When Gov. Bob McDonnell is mentioned as a potential running mate for the Republican ticket in 2012, he’s invariably described in the same fashion: popular, attractive and leader of a state critical to President Obama’s re-election bid. And McDonnell has positioned himself to be a part of the conversation. At a Republican gathering in New Hampshire Monday, McDonnell blasted Obama while skirting questions about the GOP presidential hopefuls and Texas Gov. Rick Perry’s poor debate performance. McDonnell also invited Mitt Romney and the rest of the field to visit Virginia after accommodating his friend Perry earlier this month.
McDonnell continues to play coy when asked the question — “You don’t run for vice president, that’s up to the presidential nominee. I’m not thinking about it,” he said during an appearance on WTOP the morning after his New Hampshire speech — but he also told Politico last month that he was “very interested” in the job.
“He would make a lot of sense in that role,” said New Hampshire House Speaker Bill O’Brien, a Republican. “His presence and ability to clearly state what the issues are, articulate a Republican vision for the future, and on a personal level, I found him to be an easy person to talk with.

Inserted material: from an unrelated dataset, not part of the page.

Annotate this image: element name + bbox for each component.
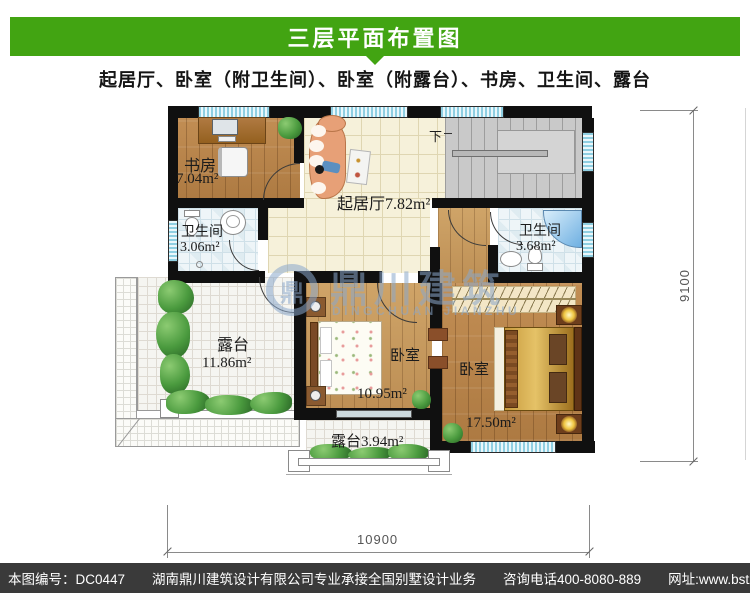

“We’re used to seeing presidential candidates come through and those are things we look for,” O’Brien said. “He was exhibiting all of that.”
McDonnell’s ascension to chairman of the Republican Governors Association provides a platform to stump around the country, as he did last year as vice chairman to help in gubernatorial elections, and his proximity to the nation’s capital allows him to take pot shots at the Washington political culture without sounding trite.
But what McDonnell doesn’t have on his side is history. If Romney and Perry are the front-runners heading into 2012, it puts McDonnell at a disadvantage, even as he publicly states he would entertain the idea. Not since 1948, when Republican nominee Thomas Dewey tapped California Gov. Earl Warren as his running mate, have two governors appeared together on the ballot.
Nor do presidential nominees typically choose vice presidents with little experience. For all the praise, McDonnell is still just 21 months into his first — and only — term as governor.
“Is he ready for prime time on the national stage? One doesn’t know until you’re out there,” said Joel Goldstein, a St. Louis University law professor and author of “The Modern American Vice Presidency: The Transformation of a Political Institution.” “He can make speeches in New Hampshire and invite people into Virginia, but he’s a bit of an unknown.”
It’s the same reason, Goldstein said, that Obama ultimately passed over then-Virginia Gov. Tim Kaine as his running mate on the 2008 Democratic ticket.
For all their political differences, Kaine, like McDonnell, was popular, attractive and leading an important state. But the lack of experience came into play, which is why Obama picked then-Sen. Joe Biden to be his No. 2, and Kaine got a phone call informing him he narrowly missed out.
That doesn’t mean a McDonnell VP nod is out of the question. Governors often choose Washington veterans to help balance the ticket and bring foreign policy experience, but that thinking could fall out of favor in a party catering to a Tea Party-infused base skeptical of D.C. insiders.
“History can be a guide. It can also be a trap,” Goldstein said. “Patterns do get broken. When [Bill] Clinton picked [Al] Gore, two young centrists from the South, that was perceived as a reinforcing selection, not ticket balance in a traditional way, so that was a surprise.”
For McDonnell’s part, he is keeping his options open by withholding his endorsement and continuing to insist he’s focused on his job as governor.
“We’re talking about a hypothetical phone call months from now from a candidate that has yet to be chosen,” spokesman Tucker Martin said.